RE: SYME29 Oct 2020 12:12
A captive banking arrangement
Despite the coronavirus, Supply@Me is making headway. It says it has a new funding agreement with a captive bank.
“Supply@Me needs funders in order to monetise inventory,” explained Alessandro Zamboni, CEO of Supple@Me. “The demand pipeline is huge and we have been working on a strategic project to ensure unlimited funds.”
The new bank creates a funding machine for the new platform. It does not affect the balance sheet of the company but creates instead a funding partner to finance all the issuances from Supply@Me. This removes previous funding issues that investors have been historically concerned about.

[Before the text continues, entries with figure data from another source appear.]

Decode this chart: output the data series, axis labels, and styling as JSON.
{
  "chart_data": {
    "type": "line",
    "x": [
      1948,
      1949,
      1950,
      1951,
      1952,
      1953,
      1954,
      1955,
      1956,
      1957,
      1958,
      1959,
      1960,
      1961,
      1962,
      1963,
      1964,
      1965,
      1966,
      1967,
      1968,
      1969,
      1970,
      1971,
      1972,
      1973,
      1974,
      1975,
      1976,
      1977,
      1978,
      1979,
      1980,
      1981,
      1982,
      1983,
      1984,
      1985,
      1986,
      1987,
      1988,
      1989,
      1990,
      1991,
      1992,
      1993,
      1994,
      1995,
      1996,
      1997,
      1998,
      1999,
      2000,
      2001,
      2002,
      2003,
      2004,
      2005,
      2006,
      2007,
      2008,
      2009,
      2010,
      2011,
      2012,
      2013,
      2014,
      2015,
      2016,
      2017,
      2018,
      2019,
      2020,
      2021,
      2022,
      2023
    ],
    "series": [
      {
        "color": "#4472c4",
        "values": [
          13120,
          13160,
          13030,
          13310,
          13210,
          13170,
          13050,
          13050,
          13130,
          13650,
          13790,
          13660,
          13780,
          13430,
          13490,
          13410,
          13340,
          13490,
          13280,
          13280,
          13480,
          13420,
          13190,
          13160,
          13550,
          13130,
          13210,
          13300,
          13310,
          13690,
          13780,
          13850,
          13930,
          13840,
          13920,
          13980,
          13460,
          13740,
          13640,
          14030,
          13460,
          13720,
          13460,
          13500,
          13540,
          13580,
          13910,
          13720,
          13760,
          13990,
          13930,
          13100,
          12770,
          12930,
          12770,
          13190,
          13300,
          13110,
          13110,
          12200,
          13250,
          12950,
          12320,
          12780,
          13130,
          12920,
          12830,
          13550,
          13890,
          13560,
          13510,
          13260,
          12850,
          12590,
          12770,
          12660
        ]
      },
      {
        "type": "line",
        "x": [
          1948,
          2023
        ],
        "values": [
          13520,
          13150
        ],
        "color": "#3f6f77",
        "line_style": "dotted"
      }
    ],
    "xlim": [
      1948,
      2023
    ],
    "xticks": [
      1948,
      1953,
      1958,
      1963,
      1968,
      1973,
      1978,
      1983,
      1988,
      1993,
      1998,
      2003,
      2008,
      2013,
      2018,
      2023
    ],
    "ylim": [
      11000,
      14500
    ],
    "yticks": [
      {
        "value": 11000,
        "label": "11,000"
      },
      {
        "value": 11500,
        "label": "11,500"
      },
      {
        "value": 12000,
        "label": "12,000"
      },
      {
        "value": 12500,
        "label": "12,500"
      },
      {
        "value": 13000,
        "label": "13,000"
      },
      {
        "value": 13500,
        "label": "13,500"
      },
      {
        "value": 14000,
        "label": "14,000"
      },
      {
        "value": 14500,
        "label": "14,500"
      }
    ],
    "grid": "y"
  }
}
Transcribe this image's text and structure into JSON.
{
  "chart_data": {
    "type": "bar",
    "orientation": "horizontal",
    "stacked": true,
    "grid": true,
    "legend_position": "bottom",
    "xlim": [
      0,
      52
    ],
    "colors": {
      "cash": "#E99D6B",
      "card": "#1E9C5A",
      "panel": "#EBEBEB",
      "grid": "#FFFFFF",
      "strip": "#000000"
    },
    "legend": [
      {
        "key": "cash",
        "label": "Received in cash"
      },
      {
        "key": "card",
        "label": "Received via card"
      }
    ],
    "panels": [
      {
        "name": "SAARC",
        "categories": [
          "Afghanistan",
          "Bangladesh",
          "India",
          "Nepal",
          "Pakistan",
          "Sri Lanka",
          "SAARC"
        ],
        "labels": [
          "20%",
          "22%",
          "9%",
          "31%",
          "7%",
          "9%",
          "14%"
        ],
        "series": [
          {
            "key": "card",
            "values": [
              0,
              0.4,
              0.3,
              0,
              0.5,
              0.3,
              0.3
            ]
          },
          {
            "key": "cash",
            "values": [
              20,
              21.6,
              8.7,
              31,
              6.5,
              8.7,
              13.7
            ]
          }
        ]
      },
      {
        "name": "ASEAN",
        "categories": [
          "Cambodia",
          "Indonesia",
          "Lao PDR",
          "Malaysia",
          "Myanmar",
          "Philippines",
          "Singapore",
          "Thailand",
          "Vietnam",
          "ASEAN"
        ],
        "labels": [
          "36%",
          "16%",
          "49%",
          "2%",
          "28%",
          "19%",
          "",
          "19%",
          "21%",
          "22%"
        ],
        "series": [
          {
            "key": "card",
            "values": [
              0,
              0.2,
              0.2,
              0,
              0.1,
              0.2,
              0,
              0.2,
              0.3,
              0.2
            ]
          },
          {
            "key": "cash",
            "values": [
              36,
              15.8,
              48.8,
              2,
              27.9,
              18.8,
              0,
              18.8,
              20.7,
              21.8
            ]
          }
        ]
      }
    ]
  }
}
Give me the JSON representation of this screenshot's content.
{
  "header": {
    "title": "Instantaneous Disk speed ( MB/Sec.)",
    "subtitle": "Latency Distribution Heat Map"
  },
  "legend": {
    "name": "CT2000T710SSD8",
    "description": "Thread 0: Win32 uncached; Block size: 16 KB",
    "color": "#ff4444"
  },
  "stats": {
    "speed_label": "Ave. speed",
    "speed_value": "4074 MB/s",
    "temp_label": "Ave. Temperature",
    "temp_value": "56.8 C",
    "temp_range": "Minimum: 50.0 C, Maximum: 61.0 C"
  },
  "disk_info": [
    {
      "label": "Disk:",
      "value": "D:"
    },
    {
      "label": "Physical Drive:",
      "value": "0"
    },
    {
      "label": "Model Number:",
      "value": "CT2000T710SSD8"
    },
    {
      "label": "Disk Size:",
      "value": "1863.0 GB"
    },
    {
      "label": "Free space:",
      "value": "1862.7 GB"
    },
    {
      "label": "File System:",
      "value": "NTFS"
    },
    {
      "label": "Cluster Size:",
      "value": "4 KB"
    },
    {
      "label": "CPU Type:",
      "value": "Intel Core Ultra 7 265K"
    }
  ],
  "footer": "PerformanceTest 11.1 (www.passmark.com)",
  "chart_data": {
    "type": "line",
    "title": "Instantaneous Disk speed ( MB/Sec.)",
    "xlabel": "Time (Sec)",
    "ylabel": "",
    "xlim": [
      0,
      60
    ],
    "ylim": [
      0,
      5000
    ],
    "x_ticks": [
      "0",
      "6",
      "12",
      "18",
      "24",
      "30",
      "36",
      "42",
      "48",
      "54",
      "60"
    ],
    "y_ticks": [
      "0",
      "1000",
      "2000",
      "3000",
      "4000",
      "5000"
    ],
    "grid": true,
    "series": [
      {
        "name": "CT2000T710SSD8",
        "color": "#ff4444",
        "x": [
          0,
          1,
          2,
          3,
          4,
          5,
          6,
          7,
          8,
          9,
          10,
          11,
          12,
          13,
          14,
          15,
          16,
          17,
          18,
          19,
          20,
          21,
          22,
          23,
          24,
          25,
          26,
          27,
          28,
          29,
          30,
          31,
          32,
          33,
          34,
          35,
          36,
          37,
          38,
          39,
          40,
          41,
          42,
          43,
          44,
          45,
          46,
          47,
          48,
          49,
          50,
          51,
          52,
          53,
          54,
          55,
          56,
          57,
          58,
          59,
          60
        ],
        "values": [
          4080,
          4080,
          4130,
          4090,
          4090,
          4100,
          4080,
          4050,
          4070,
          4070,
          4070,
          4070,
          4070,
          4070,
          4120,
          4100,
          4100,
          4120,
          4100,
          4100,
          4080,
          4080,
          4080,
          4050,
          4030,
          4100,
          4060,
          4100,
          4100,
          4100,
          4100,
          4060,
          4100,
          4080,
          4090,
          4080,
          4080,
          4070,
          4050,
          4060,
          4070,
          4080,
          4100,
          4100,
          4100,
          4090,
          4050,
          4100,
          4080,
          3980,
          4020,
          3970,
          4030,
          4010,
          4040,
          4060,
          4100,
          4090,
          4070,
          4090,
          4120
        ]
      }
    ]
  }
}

Supply@Me will remain independent and could potentially offer a new securitisation round, with the captive bank committed to subscribe to all the outstanding issuances, acting like a lender of last resort.
The bank can support Supply@Me Capital not only for its Italian client portfolio, but for international clients as well.
Since the big surge in August, the Supply@Me share price has come off slightly, shifting from its 52 week high of 1.1p to today’s 0.52. Note, however, that the 52 week high was back in March. Supply@Me shares fell off a cliff during the early stages of the pandemic, but seem to have rallied as activity has returned to European supply chains.
One to keep an eye on, as it is an innovative concept and we can see how this could readily plug into the existing ERP infrastructure. Hopefully we will hear more on this captive banking arrangement in weeks to come.